Put on the user’s shoes
Understand the context of the problem by framing it around the user’s life.
Platform constraints
Synthesize the functionality from APIs of the various services into a simplified approach.
Make the complex simple
It needs to be easy to understand and easy to use, using one UI to interact with services from multiple external systems.
High level goals
Quick access
Provide quick access to systems that would otherwise be difficult. Systems would include services around HR, IT, etc.
Alignment
Engage users with items that require action like polls, required reading, etc, bringing employees and the business closer together.
Human
Work tools are painful; create an enjoyable experience by being friendly and inviting.
Extensible
Build for the future - the interface needs to be simple, flexible, and extendable.
KISS it
“Keep It Simple Stupid” — Work systems are already unnecessary complex. One of the critical values was avoiding this natural tendency to solve everything. When needing to add functionality, never sacrifice clarity. This emphasized the need to establish reusable patterns early.
Making it extensible
A chatbox interface (aka Conversational Interface) offered a lot of leeways. As services are added and new commands are introduced, the user experience would stay the same, keeping the learning curve low while capabilities grow.
Personalized delivery
There was also the need to engage the users with notifications, news, required reading, polls, and automated service pulls, allowing for passive browsing, offering value without requiring cognitive energy from the user.
Discovering commands
The biggest challenge with any chatbot is that you have to know what the bot can do.
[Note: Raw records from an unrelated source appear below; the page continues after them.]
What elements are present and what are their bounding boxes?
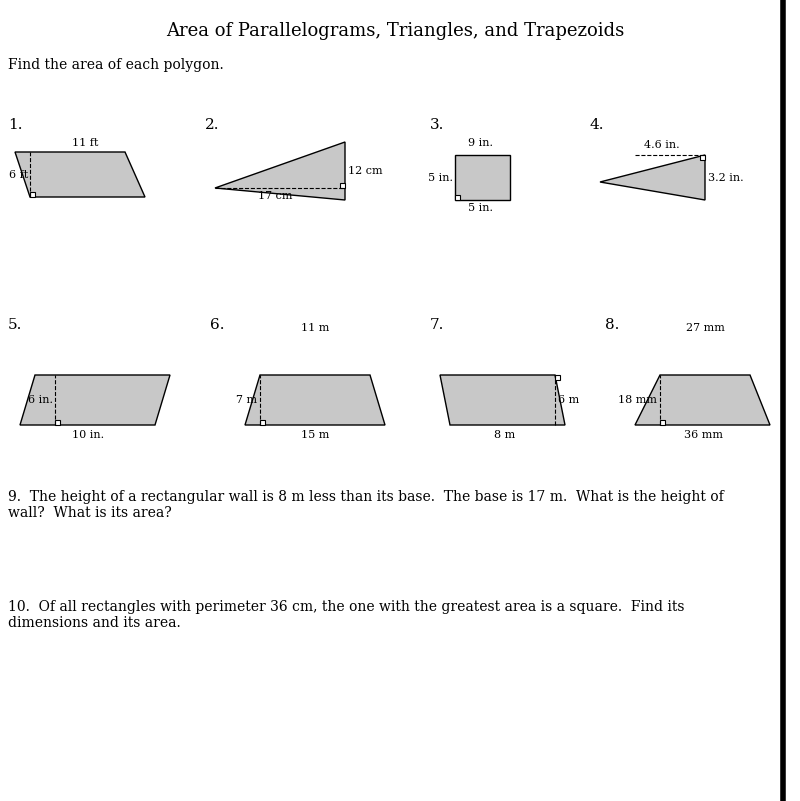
Text: 27 mm: 27 mm [686,323,725,333]
Polygon shape [455,155,510,200]
Polygon shape [245,375,385,425]
Text: 12 cm: 12 cm [348,166,382,176]
Text: 10.  Of all rectangles with perimeter 36 cm, the one with the greatest area is a: 10. Of all rectangles with perimeter 36 … [8,600,685,630]
Text: 1.: 1. [8,118,22,132]
Text: 5.: 5. [8,318,22,332]
Text: 4.: 4. [590,118,605,132]
Text: 9.  The height of a rectangular wall is 8 m less than its base.  The base is 17 : 9. The height of a rectangular wall is 8… [8,490,724,520]
Bar [55,420,60,425]
Polygon shape [215,142,345,200]
Text: 3.: 3. [430,118,444,132]
Bar [455,195,460,200]
Bar [260,420,265,425]
Text: 6 in.: 6 in. [28,395,53,405]
Text: 6 ft: 6 ft [9,170,28,180]
Text: Find the area of each polygon.: Find the area of each polygon. [8,58,224,72]
Polygon shape [635,375,770,425]
Text: 5 in.: 5 in. [467,203,493,213]
Text: 15 m: 15 m [301,430,329,440]
Polygon shape [440,375,565,425]
Bar [700,155,705,160]
Text: 5 in.: 5 in. [428,173,453,183]
Bar [555,375,560,380]
Text: 11 ft: 11 ft [72,138,98,148]
Text: 8 m: 8 m [494,430,516,440]
Polygon shape [600,155,705,200]
Text: 17 cm: 17 cm [258,191,292,201]
Text: 6.: 6. [210,318,225,332]
Polygon shape [15,152,145,197]
Bar [660,420,665,425]
Text: 4.6 in.: 4.6 in. [644,140,680,150]
Text: 9 in.: 9 in. [467,138,493,148]
Text: 6 m: 6 m [558,395,579,405]
Text: 3.2 in.: 3.2 in. [708,173,744,183]
Polygon shape [20,375,170,425]
Text: 2.: 2. [205,118,219,132]
Bar [30,192,35,197]
Text: 11 m: 11 m [301,323,329,333]
Text: Area of Parallelograms, Triangles, and Trapezoids: Area of Parallelograms, Triangles, and T… [166,22,624,40]
Text: 10 in.: 10 in. [72,430,104,440]
Text: 7.: 7. [430,318,444,332]
Text: 7 m: 7 m [236,395,257,405]
Text: 36 mm: 36 mm [683,430,722,440]
Text: 18 mm: 18 mm [618,395,657,405]
Text: 8.: 8. [605,318,619,332]
Bar [340,183,345,188]
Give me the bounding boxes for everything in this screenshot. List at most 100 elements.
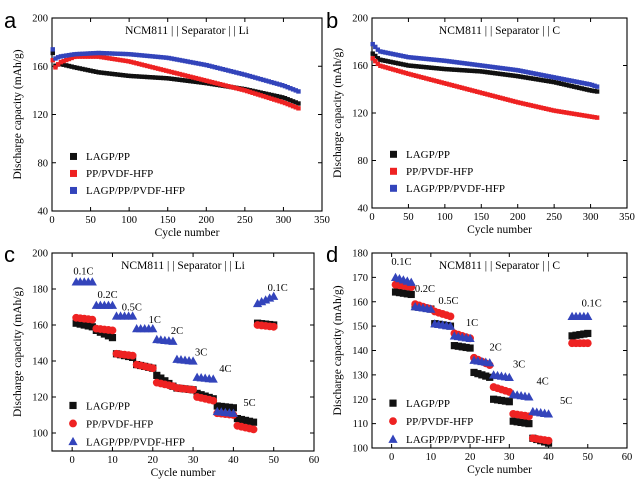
data-point — [373, 53, 378, 59]
data-point — [266, 92, 271, 97]
data-point — [398, 53, 403, 58]
data-point — [85, 67, 91, 73]
data-point — [163, 76, 169, 81]
data-point — [538, 77, 544, 83]
data-point — [556, 109, 562, 114]
data-point — [421, 75, 426, 81]
y-tick-label: 200 — [32, 249, 48, 260]
data-point — [571, 111, 577, 117]
data-point — [426, 304, 436, 313]
data-point — [91, 51, 96, 56]
data-point — [107, 300, 118, 309]
data-point — [411, 55, 416, 60]
data-point — [193, 75, 199, 81]
data-point — [76, 320, 84, 328]
data-point — [505, 66, 511, 72]
data-point — [120, 72, 126, 78]
y-axis-title: Discharge capacity (mAh/g) — [12, 287, 24, 417]
data-point — [549, 79, 554, 84]
data-point — [505, 97, 511, 102]
data-point — [190, 79, 196, 84]
data-point — [77, 66, 82, 71]
data-point — [108, 334, 117, 342]
x-tick-label: 30 — [188, 455, 199, 466]
data-point — [204, 78, 209, 84]
data-point — [148, 364, 157, 373]
data-point — [188, 59, 193, 65]
data-point — [459, 67, 465, 73]
data-point — [594, 84, 600, 89]
legend-label: PP/PVDF-HFP — [406, 416, 473, 428]
data-point — [166, 76, 172, 81]
data-point — [249, 418, 258, 426]
data-point — [513, 73, 518, 79]
data-point — [280, 95, 285, 100]
data-point — [594, 89, 600, 94]
data-point — [444, 81, 449, 86]
data-point — [88, 54, 93, 59]
panel-letter-c: c — [4, 242, 15, 267]
data-point — [426, 76, 432, 82]
data-point — [408, 55, 414, 60]
data-point — [296, 101, 301, 106]
data-point — [80, 51, 85, 57]
data-point — [174, 71, 180, 76]
data-point — [285, 97, 290, 102]
data-point — [465, 333, 475, 342]
data-point — [88, 51, 93, 56]
data-point — [594, 115, 600, 120]
data-point — [472, 68, 477, 74]
data-point — [93, 50, 99, 56]
data-point — [104, 332, 113, 340]
data-point — [258, 90, 263, 95]
data-point — [58, 54, 64, 59]
x-tick-label: 20 — [465, 452, 476, 463]
data-point — [571, 84, 577, 89]
y-tick-label: 120 — [32, 393, 48, 404]
data-point — [373, 58, 378, 64]
data-point — [541, 73, 546, 78]
data-point — [413, 73, 419, 79]
data-point — [226, 84, 231, 89]
data-point — [126, 59, 131, 64]
data-point — [429, 57, 434, 62]
data-point — [515, 68, 521, 73]
data-point — [177, 57, 182, 63]
data-point — [239, 71, 244, 77]
data-point — [583, 339, 592, 348]
data-point — [161, 55, 166, 60]
data-point — [510, 98, 516, 104]
y-tick-label: 40 — [38, 207, 49, 218]
data-point — [53, 56, 58, 61]
data-point — [533, 76, 539, 82]
data-point — [177, 71, 182, 77]
data-point — [526, 70, 531, 75]
data-point — [589, 82, 595, 88]
data-point — [188, 78, 193, 84]
data-point — [569, 78, 574, 83]
data-point — [533, 104, 539, 109]
x-tick-label: 100 — [437, 212, 453, 223]
rate-label: 3C — [195, 348, 207, 359]
data-point — [72, 65, 77, 70]
y-tick-label: 100 — [352, 444, 368, 455]
chart-panel-d: 0 10 20 30 40 50 60 100 110 120 130 140 150 160 170 180… — [332, 249, 632, 477]
data-point — [470, 368, 478, 377]
data-point — [485, 64, 490, 69]
data-point — [370, 41, 375, 47]
data-point — [190, 60, 196, 65]
x-tick-label: 50 — [85, 215, 96, 226]
x-tick-label: 0 — [369, 212, 374, 223]
data-point — [66, 56, 72, 62]
data-point — [582, 86, 587, 92]
data-point — [579, 112, 585, 118]
data-point — [84, 322, 92, 330]
data-point — [413, 55, 419, 61]
data-point — [501, 397, 509, 405]
data-point — [431, 78, 437, 83]
data-point — [500, 72, 505, 77]
data-point — [452, 67, 457, 72]
data-point — [93, 69, 99, 74]
data-point — [261, 77, 266, 83]
data-point — [201, 80, 207, 86]
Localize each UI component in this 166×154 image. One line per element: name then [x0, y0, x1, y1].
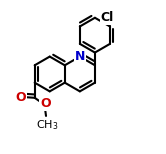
- Text: O: O: [16, 91, 26, 103]
- Text: O: O: [40, 97, 51, 110]
- Text: CH$_3$: CH$_3$: [36, 119, 58, 132]
- Text: Cl: Cl: [100, 11, 113, 24]
- Text: N: N: [75, 50, 85, 63]
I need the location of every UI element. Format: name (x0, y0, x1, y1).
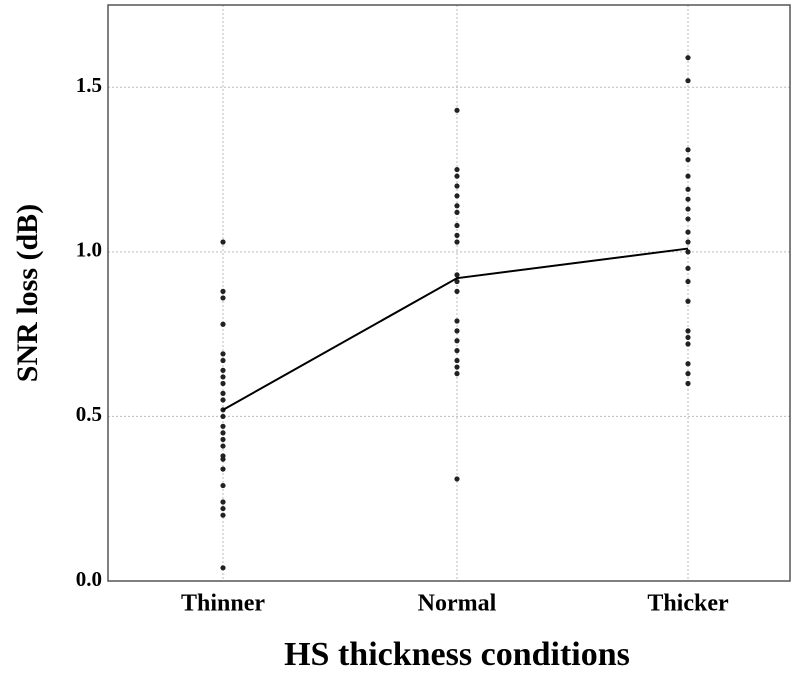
y-tick-label: 1.5 (76, 73, 102, 97)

These services would be unique down to user role, permissions, etc. User research showed us organizing commands by service was most natural to the way users would approach exploring a service.
Personality
The emotional connection between the user and the company was crucial for success. Modern workplace apps overlook this. We wanted it to be friendly, warm, and welcoming. The lasting memory after the first experience should be positive. Additionally, by white-labeling the app, the user is brought closer to the company’s brand.
User testing
I performed three rounds of user testing with 7-8 people each time. Things I wanted to understand and iterate on:
Meet your personal assistant
The default view lets the user know what has happened since they were last in the system and pushes essential information necessary for taking action.
Go deep to discover
When users want to run a specific command, they can type in the command directly or find the command by service, making discovery easy.
In conclusion
Results
Approx. 2 external integrations were added every quarter. After 2 years, ten integrations were fully supported, including ADP, Workforce, and Zendesk. Additionally, customers could create custom search terms for their internal file systems.
Next steps
The system is contingent on the company using it to set up and activate the integrations for their employees. Once the system reaches a certain threshold, the discovery flow will need reevaluation to ensure users gain the most value from relevant commands available.